View Full Version : a computer issue: fishy requests for updates



dehro
2014-01-08, 06:01 PM
my computer runs windows 7 and has today started asking me permission to run a software called "update.exe".. it's kinda out of the blue and doesn't seem to give any further details as to what software is actually affected by this "update".
when I ask for details all I get is that the software is lodged in the directory with the following path

c:\user\user\appdata\local\temp (followed by another name that is composed of a mix of letters and numbers.. each time a different folder name)
when I search the "temp" directory for the software update.exe, I am currently listing 5 iterations of the programme, each in different sub folders to the temp one.

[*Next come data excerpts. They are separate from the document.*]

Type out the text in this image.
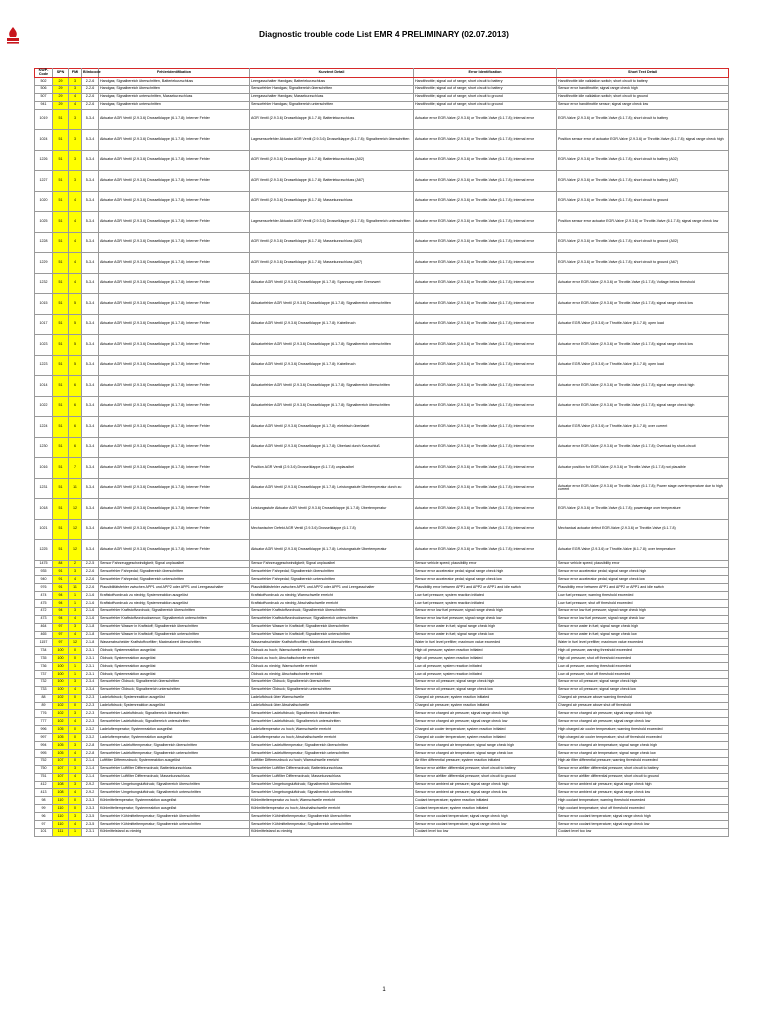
Diagnostic trouble code List EMR 4 PRELIMINARY (02.07.2013)
KWP-Code	SPN	FMI	Blinkcode	Fehleridentifikation	Kurztext Detail	Error Identification	Short Text Detail
502	29	3	2-2-6	Handgas; Signalbereich überschritten, Batteriekurzschluss	Leergasschalter Handgas; Batteriekurzschluss	Handthrottle; signal out of range; short circuit to battery	Handthrottle idle validation switch; short circuit to battery
506	29	3	2-2-6	Handgas; Signalbereich überschritten	Sensorfehler Handgas; Signalbereich überschritten	Handthrottle; signal out of range; short circuit to battery	Sensor error handthrottle; signal range check high
507	29	4	2-2-6	Handgas; Signalbereich unterschritten, Massekurzschluss	Leergasschalter Handgas; Massekurzschluss	Handthrottle; signal out of range; short circuit to ground	Handthrottle idle validation switch; short circuit to ground
941	29	4	2-2-6	Handgas; Signalbereich unterschritten	Sensorfehler Handgas; Signalbereich unterschritten	Handthrottle; signal out of range; short circuit to ground	Sensor error handthrottle sensor; signal range check low
1019	51	3	5-3-4	Aktuator AGR Ventil (2.9.3.6) Drosselklappe (6.1.7.8); Interner Fehler	AGR Ventil (2.9.3.6) Drosselklappe (6.1.7.8); Batteriekurzschluss	Actuator error EGR-Valve (2.9.3.6) or Throttle-Valve (6.1.7.8); internal error	EGR-Valve (2.9.3.6) or Throttle-Valve (6.1.7.8); short circuit to battery
1024	51	3	5-3-4	Aktuator AGR Ventil (2.9.3.6) Drosselklappe (6.1.7.8); Interner Fehler	Lagesensorfehler Aktuator AGR Ventil (2.9.3.6) Drosselklappe (6.1.7.8); Signalbereich überschritten	Actuator error EGR-Valve (2.9.3.6) or Throttle-Valve (6.1.7.8); internal error	Position sensor error of actuator EGR-Valve (2.9.3.6) or Throttle-Valve (6.1.7.8); signal range check high
1226	51	3	5-3-4	Aktuator AGR Ventil (2.9.3.6) Drosselklappe (6.1.7.8); Interner Fehler	AGR Ventil (2.9.3.6) Drosselklappe (6.1.7.8); Batteriekurzschluss (A02)	Actuator error EGR-Valve (2.9.3.6) or Throttle-Valve (6.1.7.8); internal error	EGR-Valve (2.9.3.6) or Throttle-Valve (6.1.7.8); short circuit to battery (A02)
1227	51	3	5-3-4	Aktuator AGR Ventil (2.9.3.6) Drosselklappe (6.1.7.8); Interner Fehler	AGR Ventil (2.9.3.6) Drosselklappe (6.1.7.8); Batteriekurzschluss (A67)	Actuator error EGR-Valve (2.9.3.6) or Throttle-Valve (6.1.7.8); internal error	EGR-Valve (2.9.3.6) or Throttle-Valve (6.1.7.8); short circuit to battery (A67)
1020	51	4	5-3-4	Aktuator AGR Ventil (2.9.3.6) Drosselklappe (6.1.7.8); Interner Fehler	AGR Ventil (2.9.3.6) Drosselklappe (6.1.7.8); Massekurzschluss	Actuator error EGR-Valve (2.9.3.6) or Throttle-Valve (6.1.7.8); internal error	EGR-Valve (2.9.3.6) or Throttle-Valve (6.1.7.8); short circuit to ground
1025	51	4	5-3-4	Aktuator AGR Ventil (2.9.3.6) Drosselklappe (6.1.7.8); Interner Fehler	Lagesensorfehler Aktuator AGR Ventil (2.9.3.6) Drosselklappe (6.1.7.8); Signalbereich unterschritten	Actuator error EGR-Valve (2.9.3.6) or Throttle-Valve (6.1.7.8); internal error	Position sensor error actuator EGR-Valve (2.9.3.6) or Throttle-Valve (6.1.7.8); signal range check low
1228	51	4	5-3-4	Aktuator AGR Ventil (2.9.3.6) Drosselklappe (6.1.7.8); Interner Fehler	AGR Ventil (2.9.3.6) Drosselklappe (6.1.7.8); Massekurzschluss (A02)	Actuator error EGR-Valve (2.9.3.6) or Throttle-Valve (6.1.7.8); internal error	EGR-Valve (2.9.3.6) or Throttle-Valve (6.1.7.8); short circuit to ground (A02)
1229	51	4	5-3-4	Aktuator AGR Ventil (2.9.3.6) Drosselklappe (6.1.7.8); Interner Fehler	AGR Ventil (2.9.3.6) Drosselklappe (6.1.7.8); Massekurzschluss (A67)	Actuator error EGR-Valve (2.9.3.6) or Throttle-Valve (6.1.7.8); internal error	EGR-Valve (2.9.3.6) or Throttle-Valve (6.1.7.8); short circuit to ground (A67)
1232	51	4	5-3-4	Aktuator AGR Ventil (2.9.3.6) Drosselklappe (6.1.7.8); Interner Fehler	Aktuator AGR Ventil (2.9.3.6) Drosselklappe (6.1.7.8); Spannung unter Grenzwert	Actuator error EGR-Valve (2.9.3.6) or Throttle-Valve (6.1.7.8); internal error	Actuator error EGR-Valve (2.9.3.6) or Throttle-Valve (6.1.7.8); Voltage below threshold
1015	51	5	5-3-4	Aktuator AGR Ventil (2.9.3.6) Drosselklappe (6.1.7.8); Interner Fehler	Aktuatorfehler AGR Ventil (2.9.3.6) Drosselklappe (6.1.7.8); Signalbereich unterschritten	Actuator error EGR-Valve (2.9.3.6) or Throttle-Valve (6.1.7.8); internal error	Actuator error EGR-Valve (2.9.3.6) or Throttle-Valve (6.1.7.8); signal range check low
1017	51	5	5-3-4	Aktuator AGR Ventil (2.9.3.6) Drosselklappe (6.1.7.8); Interner Fehler	Aktuator AGR Ventil (2.9.3.6) Drosselklappe (6.1.7.8); Kabelbruch	Actuator error EGR-Valve (2.9.3.6) or Throttle-Valve (6.1.7.8); internal error	Actuator EGR-Valve (2.9.3.6) or Throttle-Valve (6.1.7.8); open load
1023	51	5	5-3-4	Aktuator AGR Ventil (2.9.3.6) Drosselklappe (6.1.7.8); Interner Fehler	Aktuatorfehler AGR Ventil (2.9.3.6) Drosselklappe (6.1.7.8); Signalbereich unterschritten	Actuator error EGR-Valve (2.9.3.6) or Throttle-Valve (6.1.7.8); internal error	Actuator error EGR-Valve (2.9.3.6) or Throttle-Valve (6.1.7.8); signal range check low
1223	51	5	5-3-4	Aktuator AGR Ventil (2.9.3.6) Drosselklappe (6.1.7.8); Interner Fehler	Aktuator AGR Ventil (2.9.3.6) Drosselklappe (6.1.7.8); Kabelbruch	Actuator error EGR-Valve (2.9.3.6) or Throttle-Valve (6.1.7.8); internal error	Actuator EGR-Valve (2.9.3.6) or Throttle-Valve (6.1.7.8); open load
1014	51	6	5-3-4	Aktuator AGR Ventil (2.9.3.6) Drosselklappe (6.1.7.8); Interner Fehler	Aktuatorfehler AGR Ventil (2.9.3.6) Drosselklappe (6.1.7.8); Signalbereich überschritten	Actuator error EGR-Valve (2.9.3.6) or Throttle-Valve (6.1.7.8); internal error	Actuator error EGR-Valve (2.9.3.6) or Throttle-Valve (6.1.7.8); signal range check high
1022	51	6	5-3-4	Aktuator AGR Ventil (2.9.3.6) Drosselklappe (6.1.7.8); Interner Fehler	Aktuatorfehler AGR Ventil (2.9.3.6) Drosselklappe (6.1.7.8); Signalbereich überschritten	Actuator error EGR-Valve (2.9.3.6) or Throttle-Valve (6.1.7.8); internal error	Actuator error EGR-Valve (2.9.3.6) or Throttle-Valve (6.1.7.8); signal range check high
1224	51	6	5-3-4	Aktuator AGR Ventil (2.9.3.6) Drosselklappe (6.1.7.8); Interner Fehler	Aktuator AGR Ventil (2.9.3.6) Drosselklappe (6.1.7.8); elektrisch überlastet	Actuator error EGR-Valve (2.9.3.6) or Throttle-Valve (6.1.7.8); internal error	Actuator EGR-Valve (2.9.3.6) or Throttle-Valve (6.1.7.8); over current
1230	51	6	5-3-4	Aktuator AGR Ventil (2.9.3.6) Drosselklappe (6.1.7.8); Interner Fehler	Aktuator AGR Ventil (2.9.3.6) Drosselklappe (6.1.7.8); Überlast durch Kurzschluß	Actuator error EGR-Valve (2.9.3.6) or Throttle-Valve (6.1.7.8); internal error	Actuator error EGR-Valve (2.9.3.6) or Throttle-Valve (6.1.7.8); Overload by short-circuit
1016	51	7	5-3-4	Aktuator AGR Ventil (2.9.3.6) Drosselklappe (6.1.7.8); Interner Fehler	Position AGR Ventil (2.9.3.6) Drosselklappe (6.1.7.8) unplausibel	Actuator error EGR-Valve (2.9.3.6) or Throttle-Valve (6.1.7.8); internal error	Actuator position for EGR-Valve (2.9.3.6) or Throttle-Valve (6.1.7.8) not plausible
1231	51	11	5-3-4	Aktuator AGR Ventil (2.9.3.6) Drosselklappe (6.1.7.8); Interner Fehler	Aktuator AGR Ventil (2.9.3.6) Drosselklappe (6.1.7.8); Leistungsstufe Übertemperatur durch zu	Actuator error EGR-Valve (2.9.3.6) or Throttle-Valve (6.1.7.8); internal error	Actuator error EGR-Valve (2.9.3.6) or Throttle-Valve (6.1.7.8); Power stage overtemperature due to high current
1018	51	12	5-3-4	Aktuator AGR Ventil (2.9.3.6) Drosselklappe (6.1.7.8); Interner Fehler	Leistungsstufe Aktuator AGR Ventil (2.9.3.6) Drosselklappe (6.1.7.8); Übertemperatur	Actuator error EGR-Valve (2.9.3.6) or Throttle-Valve (6.1.7.8); internal error	EGR-Valve (2.9.3.6) or Throttle-Valve (6.1.7.8); powerstage over temperature
1021	51	12	5-3-4	Aktuator AGR Ventil (2.9.3.6) Drosselklappe (6.1.7.8); Interner Fehler	Mechanischer Defekt AGR Ventil (2.9.3.6) Drosselklappe (6.1.7.8)	Actuator error EGR-Valve (2.9.3.6) or Throttle-Valve (6.1.7.8); internal error	Mechanical actuator defect EGR-Valve (2.9.3.6) or Throttle-Valve (6.1.7.8)
1225	51	12	5-3-4	Aktuator AGR Ventil (2.9.3.6) Drosselklappe (6.1.7.8); Interner Fehler	Aktuator AGR Ventil (2.9.3.6) Drosselklappe (6.1.7.8); Leistungsstufe Übertemperatur	Actuator error EGR-Valve (2.9.3.6) or Throttle-Valve (6.1.7.8); internal error	Actuator EGR-Valve (2.9.3.6) or Throttle-Valve (6.1.7.8); over temperature
1475	84	2	2-2-5	Sensor Fahrzeuggeschwindigkeit; Signal unplausibel	Sensor Fahrzeuggeschwindigkeit; Signal unplausibel	Sensor vehicle speed; plausibility error	Sensor vehicle speed; plausibility error
935	91	3	2-2-6	Sensorfehler Fahrpedal; Signalbereich überschritten	Sensorfehler Fahrpedal; Signalbereich überschritten	Sensor error accelerator pedal; signal range check high	Sensor error accelerator pedal; signal range check high
940	91	4	2-2-6	Sensorfehler Fahrpedal; Signalbereich unterschritten	Sensorfehler Fahrpedal; Signalbereich unterschritten	Sensor error accelerator pedal; signal range check low	Sensor error accelerator pedal; signal range check low
976	91	11	2-2-6	Plausibilitätsfehler zwischen APP1 und APP2 oder APP1 und Leergasschalter	Plausibilitätsfehler zwischen APP1 und APP2 oder APP1 und Leergasschalter	Plausibility error between APP1 and APP2 or APP1 and idle switch	Plausibility error between APP1 and APP2 or APP1 and idle switch
474	94	1	2-1-6	Kraftstoffvordruck zu niedrig; Systemreaktion ausgelöst	Kraftstoffvordruck zu niedrig; Warnschwelle erreicht	Low fuel pressure; system reaction initiated	Low fuel pressure; warning threshold exceeded
475	94	1	2-1-6	Kraftstoffvordruck zu niedrig; Systemreaktion ausgelöst	Kraftstoffvordruck zu niedrig; Abschaltschwelle erreicht	Low fuel pressure; system reaction initiated	Low fuel pressure; shut off threshold exceeded
472	94	3	2-1-6	Sensorfehler Kraftstoffvordruck; Signalbereich überschritten	Sensorfehler Kraftstoffvordruck; Signalbereich überschritten	Sensor error low fuel pressure; signal range check high	Sensor error low fuel pressure; signal range check high
473	94	4	2-1-6	Sensorfehler Kraftstoffvordrucksensor; Signalbereich unterschritten	Sensorfehler Kraftstoffvordrucksensor; Signalbereich unterschritten	Sensor error low fuel pressure; signal range check low	Sensor error low fuel pressure; signal range check low
464	97	3	2-1-8	Sensorfehler Wasser in Kraftstoff; Signalbereich überschritten	Sensorfehler Wasser in Kraftstoff; Signalbereich überschritten	Sensor error water in fuel; signal range check high	Sensor error water in fuel; signal range check high
465	97	4	2-1-8	Sensorfehler Wasser in Kraftstoff; Signalbereich unterschritten	Sensorfehler Wasser in Kraftstoff; Signalbereich unterschritten	Sensor error water in fuel; signal range check low	Sensor error water in fuel; signal range check low
1157	97	12	2-1-8	Wasserabscheider Kraftstoffvorfilter; Maximalwert überschritten	Wasserabscheider Kraftstoffvorfilter; Maximalwert überschritten	Water in fuel level prefilter; maximum value exceeded	Water in fuel level prefilter; maximum value exceeded
734	100	0	2-3-1	Öldruck; Systemreaktion ausgelöst	Öldruck zu hoch; Warnschwelle erreicht	High oil pressure; system reaction initiated	High oil pressure; warning threshold exceeded
735	100	0	2-3-1	Öldruck; Systemreaktion ausgelöst	Öldruck zu hoch; Abschaltschwelle erreicht	High oil pressure; system reaction initiated	High oil pressure; shut off threshold exceeded
736	100	1	2-3-1	Öldruck; Systemreaktion ausgelöst	Öldruck zu niedrig; Warnschwelle erreicht	Low oil pressure; system reaction initiated	Low oil pressure; warning threshold exceeded
737	100	1	2-3-1	Öldruck; Systemreaktion ausgelöst	Öldruck zu niedrig; Abschaltschwelle erreicht	Low oil pressure; system reaction initiated	Low oil pressure; shut off threshold exceeded
732	100	3	2-3-4	Sensorfehler Öldruck; Signalbereich überschritten	Sensorfehler Öldruck; Signalbereich überschritten	Sensor error oil pressure; signal range check high	Sensor error oil pressure; signal range check high
733	100	4	2-3-4	Sensorfehler Öldruck; Signalbereich unterschritten	Sensorfehler Öldruck; Signalbereich unterschritten	Sensor error oil pressure; signal range check low	Sensor error oil pressure; signal range check low
88	102	0	2-2-3	Ladeluftdruck; Systemreaktion ausgelöst	Ladeluftdruck über Warnschwelle	Charged air pressure; system reaction initiated	Charged air pressure above warning threshold
89	102	0	2-2-3	Ladeluftdruck; Systemreaktion ausgelöst	Ladeluftdruck über Abschaltschwelle	Charged air pressure; system reaction initiated	Charged air pressure above shut off threshold
776	102	3	2-2-3	Sensorfehler Ladeluftdruck; Signalbereich überschritten	Sensorfehler Ladeluftdruck; Signalbereich überschritten	Sensor error charged air pressure; signal range check high	Sensor error charged air pressure; signal range check high
777	102	4	2-2-3	Sensorfehler Ladeluftdruck; Signalbereich unterschritten	Sensorfehler Ladeluftdruck; Signalbereich unterschritten	Sensor error charged air pressure; signal range check low	Sensor error charged air pressure; signal range check low
996	105	0	2-3-2	Ladeluftemperatur; Systemreaktion ausgelöst	Ladeluftemperatur zu hoch; Warnschwelle erreicht	Charged air cooler temperature; system reaction initiated	High charged air cooler temperature; warning threshold exceeded
997	105	0	2-3-2	Ladeluftemperatur; Systemreaktion ausgelöst	Ladeluftemperatur zu hoch; Abschaltschwelle erreicht	Charged air cooler temperature; system reaction initiated	High charged air cooler temperature; shut off threshold exceeded
994	105	3	2-2-8	Sensorfehler Ladelufttemperatur; Signalbereich überschritten	Sensorfehler Ladelufttemperatur; Signalbereich überschritten	Sensor error charged air temperature; signal range check high	Sensor error charged air temperature; signal range check high
995	105	4	2-2-8	Sensorfehler Ladelufttemperatur; Signalbereich unterschritten	Sensorfehler Ladelufttemperatur; Signalbereich unterschritten	Sensor error charged air temperature; signal range check low	Sensor error charged air temperature; signal range check low
752	107	0	2-1-4	Luftfilter Differenzdruck; Systemreaktion ausgelöst	Luftfilter Differenzdruck zu hoch; Warnschwelle erreicht	Air filter differential pressure; system reaction initiated	High air filter differential pressure; warning threshold exceeded
750	107	3	2-1-4	Sensorfehler Luftfilter Differenzdruck; Batteriekurzschluss	Sensorfehler Luftfilter Differenzdruck; Batteriekurzschluss	Sensor error airfilter differential pressure; short circuit to battery	Sensor error airfilter differential pressure; short circuit to battery
751	107	4	2-1-4	Sensorfehler Luftfilter Differenzdruck; Massekurzschluss	Sensorfehler Luftfilter Differenzdruck; Massekurzschluss	Sensor error airfilter differential pressure; short circuit to ground	Sensor error airfilter differential pressure; short circuit to ground
412	108	3	2-9-2	Sensorfehler Umgebungsluftdruck; Signalbereich überschritten	Sensorfehler Umgebungsluftdruck; Signalbereich überschritten	Sensor error ambient air pressure; signal range check high	Sensor error ambient air pressure; signal range check high
413	108	4	2-9-2	Sensorfehler Umgebungsluftdruck; Signalbereich unterschritten	Sensorfehler Umgebungsluftdruck; Signalbereich unterschritten	Sensor error ambient air pressure; signal range check low	Sensor error ambient air pressure; signal range check low
98	110	0	2-3-3	Kühlmitteltemperatur; Systemreaktion ausgelöst	Kühlmitteltemperatur zu hoch; Warnschwelle erreicht	Coolant temperature; system reaction initiated	High coolant temperature; warning threshold exceeded
99	110	0	2-3-3	Kühlmitteltemperatur; Systemreaktion ausgelöst	Kühlmitteltemperatur zu hoch; Abschaltschwelle erreicht	Coolant temperature; system reaction initiated	High coolant temperature; shut off threshold exceeded
96	110	3	2-3-5	Sensorfehler Kühlmitteltemperatur; Signalbereich überschritten	Sensorfehler Kühlmitteltemperatur; Signalbereich überschritten	Sensor error coolant temperature; signal range check high	Sensor error coolant temperature; signal range check high
97	110	4	2-3-5	Sensorfehler Kühlmitteltemperatur; Signalbereich unterschritten	Sensorfehler Kühlmitteltemperatur; Signalbereich unterschritten	Sensor error coolant temperature; signal range check low	Sensor error coolant temperature; signal range check low
101	111	1	2-3-1	Kühlmittelstand zu niedrig	Kühlmittelstand zu niedrig	Coolant level too low	Coolant level too low
1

I have so far denied any autorisation to run that software. I have scanned them and found no viruses

On a probably unrelated note, apparently skype is malfunctioning and crashing as soon as I run it. I don't have any reason to think the two events are related if not for coinkydink timing.

I am very tempted to just delete all temp files. whilst I know this to be possible in the windows temp folder, I'm not sure about this other temp folder

am I right in being suspicious of this? should I just allow the software to run and see what happens?
advice would be appreciated.

TuggyNE
2014-01-08, 06:33 PM
Delete all temporary files and use some other malware scanner along with your current one.

Antonok
2014-01-08, 09:58 PM
CCleaner and Malware Anti-malware are your friends. 2 good programs for cleaning your comp of unwanted clutter/suspicious programs. After that, just run a virus scan

dehro
2014-01-09, 12:04 PM
pretty much what would have been my course of action.
I deleted my windows temp folder and my local/temp folder, then installed ccleaner, ran it and restarted the machine.

and now it's doing it again.
not too frequently, but today the machine has already created 2 random temp directories with the programme update.exe in it and tried to run it

TuggyNE
2014-01-09, 07:45 PM
pretty much what would have been my course of action.
I deleted my windows temp folder and my local/temp folder, then installed ccleaner, ran it and restarted the machine.

and now it's doing it again.
not too frequently, but today the machine has already created 2 random temp directories with the programme update.exe in it and tried to run it

CCleaner is not designed for antimalware as such, so I'd suggest using Eset, AVG, Panda, Avast, or some other dedicated program. (Most of those have trial versions that should be good to wipe out the initial infestation.)

If those find nothing, something like Rootkit Revealer may be necessary, although that's non-trivial to use properly.

dehro
2014-01-10, 04:31 AM
I installed malwarebytes anti-malware and have apparently rooted out the problem.
I'm not sure though, the popup asking me to run the suspicious software doesn't turn up anymore. on the negative side, however, google chrome does a few silly things that it didn't do previously.. but I haven't yet established a pattern... and skype continues to crash at least a few times after I turn the 'puter on, prior to stabilizing. And it doesn't tell me why or what error is occurring so I'm not sure how to fix that.
I tried uninstalling it and reinstalling it. didn't help

Xzeno
2014-01-10, 06:15 AM
Yeah, I would just uh, go ahead and clean install the OS. Of course, I'm the type to clean install the OS if someone looks at me funny.

The tension is that I want to just reinstall the OS because I can't be bothered with specific little problems, but replacing the OS is a brother unto itself.

...I've heard good things about programs like MalwareBytes (as was mentioned) and Spybot if you prefer a less extreme approach.

bluewind95
2014-01-11, 01:43 PM
The thing with those types of malware is that they like to put themselves in your computer's recovery data, so you'll erase it, yes. But soon as you restart the computer, it installs itself again. About the only way I've found to manually get rid of those is to temporarily disable the computer's recovery. Only after a restart doesn't reinstall the infection do I re-enable it.